Clearly, his training has served him well and apprenticeships along the way have been impactful. But he believes fast fame hinders many new chefs. “They don’t know the yummy,” he says smiling, “like, how did you make this taste really good?”

Culinary Heroes: “My mother and grandparents”

As a mentor to others, St. Jacques wants his brigade of 20 to focus on that imperative, and to live by his kitchen rule that it’s not a privilege for a saucier to create a dish for service, it’s an expectation. “They have to contribute, they don’t have a choice and the pride they take in the dish is great.” It’s about teamwork. “It’s not my cuisine, it’s our cuisine.”

Among the restaurant’s most popular dishes are Dungeness crab salad ($23), poached breast of pheasant with glazed chestnut and spiced jus ($18), roasted foie gras, with ‘vinegared’ red cabbage and garni grand-veneur ($26), and pear terrine ($11).

Where did you recently have a great meal?: “It was our staff holiday meal. Moto, my sous chef, made Ramen”

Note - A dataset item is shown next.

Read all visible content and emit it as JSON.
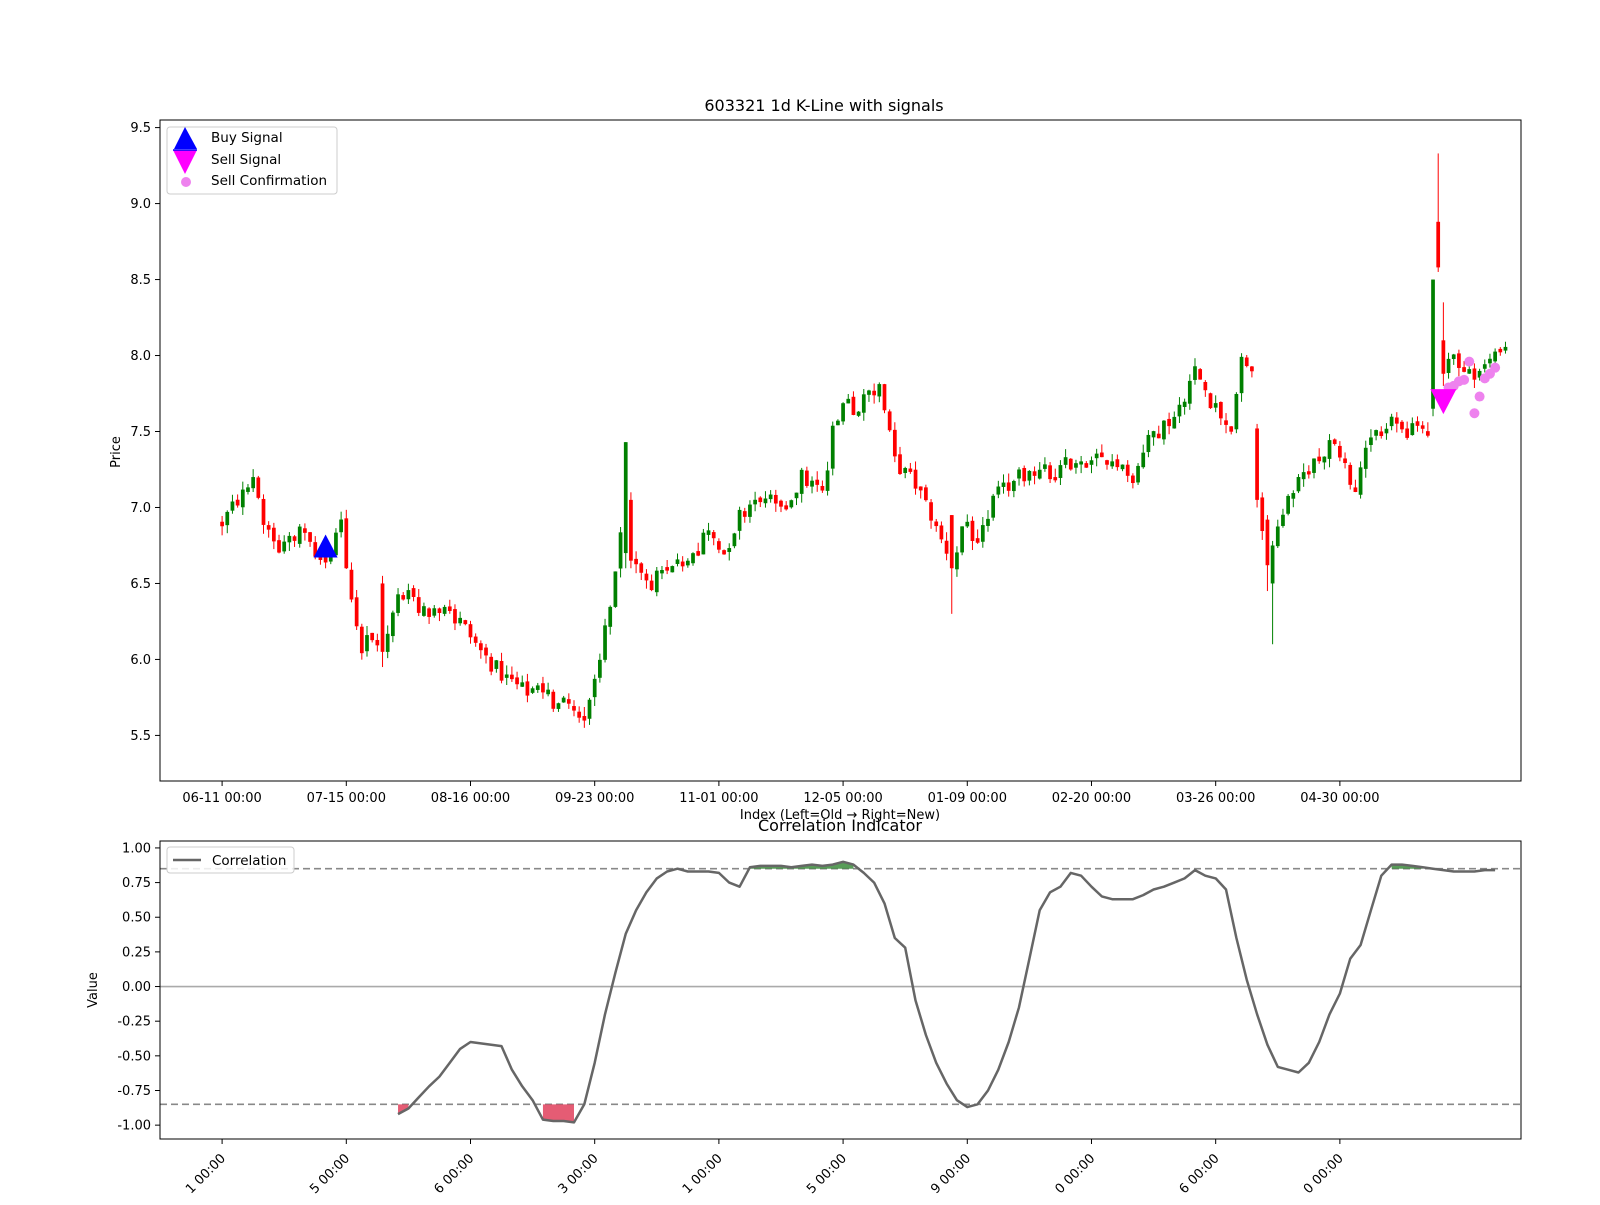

He’s excited by Toronto’s wealth of products. “Our guests have a great appetite for rich food and things that soothe your soul.” But in Vegas, it can be January, and people are coming down from Cleveland and they think they’re in the Caribbean and want mango and papaya.”

The chef, whose stints include Detroit’s Saltwater, and Chicago’s NoMI, is a firm believer in staying in one place a long time. “There’s something romantic and special about it,” he says smiling. “I have a hard time understanding young celebrity chefs. It used to take 15 years to get three Michelin stars, now it takes six minutes,” he quips. St. Jacques, who motivates his staff with the tall order to make food taste good, just loves to cook. As for those craving food-show fame, he’s not a fan. “You’ve got cooks, who are celebrity cooks before they even know how to cook.”